ANZ’s Kendall suggests that although house sales have rebounded, households are conscious of their financial positions and are wary about buying “big ticket” items. That is reflected in the bank’s latest consumer confidence survey which shows the number of households considering a major household purchase remain at recessionary levels.

So while lower rates are making it cheaper to borrow, people are leery about taking on more debt – and demand for credit is down. Banks are also adopting a more cautious attitude on risk, new lending numbers reflecting only a marginal increase in loans with less than 20% equity.


Kendall said while lower rates will limit the downside for the housing market, it won’t be enough to “work against emerging headwinds to the extent required to prevent a meaningful fall in house prices.” She said previous, pent-up demand for houses had been building “due to scandalously tight supply conditions.”

“But our housing shortage is now eroding due to an influx of short-term rental properties moving into the long-term market, as short-term demand from international visitors is now lacking.”

The ANZ report suggests that the tip in the balance between demand and supply is “consistent with lower house prices and realignment of expectations.”

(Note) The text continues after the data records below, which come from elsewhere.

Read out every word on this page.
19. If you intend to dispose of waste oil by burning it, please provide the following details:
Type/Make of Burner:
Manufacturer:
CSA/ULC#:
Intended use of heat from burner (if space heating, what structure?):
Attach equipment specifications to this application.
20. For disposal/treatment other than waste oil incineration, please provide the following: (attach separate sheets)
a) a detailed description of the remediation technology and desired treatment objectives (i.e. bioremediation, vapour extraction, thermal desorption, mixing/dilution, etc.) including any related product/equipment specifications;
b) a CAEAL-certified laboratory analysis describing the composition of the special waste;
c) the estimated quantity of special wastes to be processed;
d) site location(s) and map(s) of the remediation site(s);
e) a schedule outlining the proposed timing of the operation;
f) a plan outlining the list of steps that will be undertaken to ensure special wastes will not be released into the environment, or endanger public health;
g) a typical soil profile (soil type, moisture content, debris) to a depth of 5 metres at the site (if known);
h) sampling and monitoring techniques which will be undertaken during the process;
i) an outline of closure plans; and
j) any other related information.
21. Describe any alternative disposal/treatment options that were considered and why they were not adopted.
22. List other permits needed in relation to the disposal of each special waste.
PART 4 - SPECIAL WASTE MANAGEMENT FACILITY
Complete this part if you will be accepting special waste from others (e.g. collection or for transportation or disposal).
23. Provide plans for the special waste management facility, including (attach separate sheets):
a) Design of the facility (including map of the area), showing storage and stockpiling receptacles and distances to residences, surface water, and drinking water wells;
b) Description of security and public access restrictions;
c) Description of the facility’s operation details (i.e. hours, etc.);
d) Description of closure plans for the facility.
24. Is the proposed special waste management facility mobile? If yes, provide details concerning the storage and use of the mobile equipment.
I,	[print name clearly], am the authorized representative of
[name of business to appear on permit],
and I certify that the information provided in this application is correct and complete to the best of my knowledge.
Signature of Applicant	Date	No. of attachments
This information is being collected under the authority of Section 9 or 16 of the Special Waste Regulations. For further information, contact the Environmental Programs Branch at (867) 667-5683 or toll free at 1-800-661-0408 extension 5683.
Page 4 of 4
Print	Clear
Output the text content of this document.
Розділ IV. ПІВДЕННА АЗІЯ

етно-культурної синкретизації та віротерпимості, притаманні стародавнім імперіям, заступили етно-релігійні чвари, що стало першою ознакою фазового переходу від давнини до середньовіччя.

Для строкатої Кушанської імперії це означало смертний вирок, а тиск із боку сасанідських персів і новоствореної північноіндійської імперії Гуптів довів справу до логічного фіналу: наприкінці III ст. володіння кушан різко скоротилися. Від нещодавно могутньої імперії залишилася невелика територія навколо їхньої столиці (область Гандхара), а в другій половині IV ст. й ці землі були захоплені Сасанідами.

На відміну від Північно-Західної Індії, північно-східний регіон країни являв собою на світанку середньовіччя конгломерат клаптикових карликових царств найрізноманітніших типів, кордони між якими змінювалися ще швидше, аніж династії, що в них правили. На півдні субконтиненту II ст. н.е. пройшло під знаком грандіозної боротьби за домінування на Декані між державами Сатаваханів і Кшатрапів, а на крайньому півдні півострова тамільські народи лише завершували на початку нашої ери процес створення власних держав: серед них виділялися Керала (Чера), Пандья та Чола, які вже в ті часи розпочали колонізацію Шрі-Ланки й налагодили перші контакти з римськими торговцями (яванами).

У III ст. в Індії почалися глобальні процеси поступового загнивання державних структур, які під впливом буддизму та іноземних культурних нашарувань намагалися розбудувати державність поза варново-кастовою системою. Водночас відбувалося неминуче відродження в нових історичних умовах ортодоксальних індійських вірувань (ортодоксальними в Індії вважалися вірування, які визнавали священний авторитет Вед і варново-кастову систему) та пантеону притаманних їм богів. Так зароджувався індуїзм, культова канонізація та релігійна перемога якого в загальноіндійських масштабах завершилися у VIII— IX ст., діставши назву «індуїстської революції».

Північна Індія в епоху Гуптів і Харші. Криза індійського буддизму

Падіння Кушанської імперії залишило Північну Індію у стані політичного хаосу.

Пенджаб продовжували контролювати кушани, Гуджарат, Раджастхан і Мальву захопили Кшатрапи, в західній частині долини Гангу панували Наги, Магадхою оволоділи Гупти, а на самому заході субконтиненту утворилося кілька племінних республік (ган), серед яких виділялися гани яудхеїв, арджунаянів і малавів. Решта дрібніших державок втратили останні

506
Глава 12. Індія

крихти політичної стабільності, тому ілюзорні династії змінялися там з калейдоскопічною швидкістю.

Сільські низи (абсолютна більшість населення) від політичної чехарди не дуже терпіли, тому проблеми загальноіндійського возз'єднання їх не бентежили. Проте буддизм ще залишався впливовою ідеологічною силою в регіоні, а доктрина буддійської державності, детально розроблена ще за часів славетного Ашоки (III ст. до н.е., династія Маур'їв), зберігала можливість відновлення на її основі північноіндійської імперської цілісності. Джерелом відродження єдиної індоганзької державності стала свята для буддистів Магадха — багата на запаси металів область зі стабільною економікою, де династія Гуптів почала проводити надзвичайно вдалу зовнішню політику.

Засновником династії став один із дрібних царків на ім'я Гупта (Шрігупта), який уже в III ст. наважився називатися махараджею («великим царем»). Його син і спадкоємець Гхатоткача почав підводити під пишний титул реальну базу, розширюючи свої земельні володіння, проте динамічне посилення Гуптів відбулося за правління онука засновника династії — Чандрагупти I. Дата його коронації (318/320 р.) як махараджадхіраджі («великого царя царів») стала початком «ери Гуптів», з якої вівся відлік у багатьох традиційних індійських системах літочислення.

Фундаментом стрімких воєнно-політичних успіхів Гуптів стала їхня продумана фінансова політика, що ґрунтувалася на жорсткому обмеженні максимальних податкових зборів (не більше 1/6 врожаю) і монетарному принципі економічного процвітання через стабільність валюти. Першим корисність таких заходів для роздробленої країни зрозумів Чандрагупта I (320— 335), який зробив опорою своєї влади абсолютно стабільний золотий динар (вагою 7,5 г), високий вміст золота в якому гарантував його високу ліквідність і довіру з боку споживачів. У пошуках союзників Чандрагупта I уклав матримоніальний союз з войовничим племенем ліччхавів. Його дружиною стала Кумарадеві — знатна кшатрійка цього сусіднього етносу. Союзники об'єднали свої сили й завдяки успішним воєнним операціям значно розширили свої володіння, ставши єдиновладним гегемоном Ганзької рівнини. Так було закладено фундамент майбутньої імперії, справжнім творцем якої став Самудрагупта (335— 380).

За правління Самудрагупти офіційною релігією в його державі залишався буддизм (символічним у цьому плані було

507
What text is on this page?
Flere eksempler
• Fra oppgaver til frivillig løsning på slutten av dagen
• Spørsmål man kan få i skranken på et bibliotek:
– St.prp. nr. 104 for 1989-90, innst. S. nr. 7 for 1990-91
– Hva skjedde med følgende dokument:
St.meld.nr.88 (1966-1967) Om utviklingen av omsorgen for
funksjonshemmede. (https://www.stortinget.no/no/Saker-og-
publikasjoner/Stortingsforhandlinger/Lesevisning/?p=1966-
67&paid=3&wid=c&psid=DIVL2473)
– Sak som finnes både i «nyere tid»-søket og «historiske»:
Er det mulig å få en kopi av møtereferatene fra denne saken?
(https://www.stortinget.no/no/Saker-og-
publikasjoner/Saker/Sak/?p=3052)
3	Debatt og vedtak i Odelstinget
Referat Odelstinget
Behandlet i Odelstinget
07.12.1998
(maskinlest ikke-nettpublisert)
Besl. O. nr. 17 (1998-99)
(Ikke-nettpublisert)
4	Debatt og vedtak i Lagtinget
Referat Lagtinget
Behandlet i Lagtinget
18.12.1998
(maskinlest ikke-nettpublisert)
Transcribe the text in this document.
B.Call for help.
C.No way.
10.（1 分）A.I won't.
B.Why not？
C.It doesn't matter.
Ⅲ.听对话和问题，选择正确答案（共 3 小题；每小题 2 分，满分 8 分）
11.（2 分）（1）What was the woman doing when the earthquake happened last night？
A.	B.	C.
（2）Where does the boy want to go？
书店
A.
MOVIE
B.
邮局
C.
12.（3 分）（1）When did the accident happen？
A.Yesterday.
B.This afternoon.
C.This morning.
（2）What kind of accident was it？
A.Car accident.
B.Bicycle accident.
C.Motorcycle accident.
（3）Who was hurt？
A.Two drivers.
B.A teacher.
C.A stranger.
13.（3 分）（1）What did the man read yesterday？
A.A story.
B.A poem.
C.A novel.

Kendall believes this will become more evident as new home builds become available, built on the strength of expected population growth. “But new supply will take pressure off the market as these builds come on stream, dampening prices.”

She noted that if the housing market deteriorates more than expected, it was likely the Reserve Bank will “pull out all the stops” to shore up the outlook, not ruling out the official cash rate moving into negative territory. While a negative OCR could unhelpfully impair credit supply, the tightening will potentially be “concentrated in riskier sectors, like business and commercial property lending.”

Downward apartment market

She said this could be bad for investment but not necessarily such a headwind for the residential property market. Those headwinds were already being seen in the apartment market, particularly at auction level, considered the canary in the coal mine of the residential investment market.

Robbie King, a broker with Auckland based Apartment Specialists, reports recent auction clearance rates in the city at about 33%, a clear reflection of a downward market. But, he said, apartments are a “much more complex asset” than houses. “Your average buyer prefers to secure the purchase first, then do the investigation rather than go all in at auction”.

He said while auctions don’t offer a clear picture – because sales by negotiation or tender are often not visible for months after the initial contract date – it does provide an “early indicator of market confidence” and that is reflecting a shift to a buyers’ market.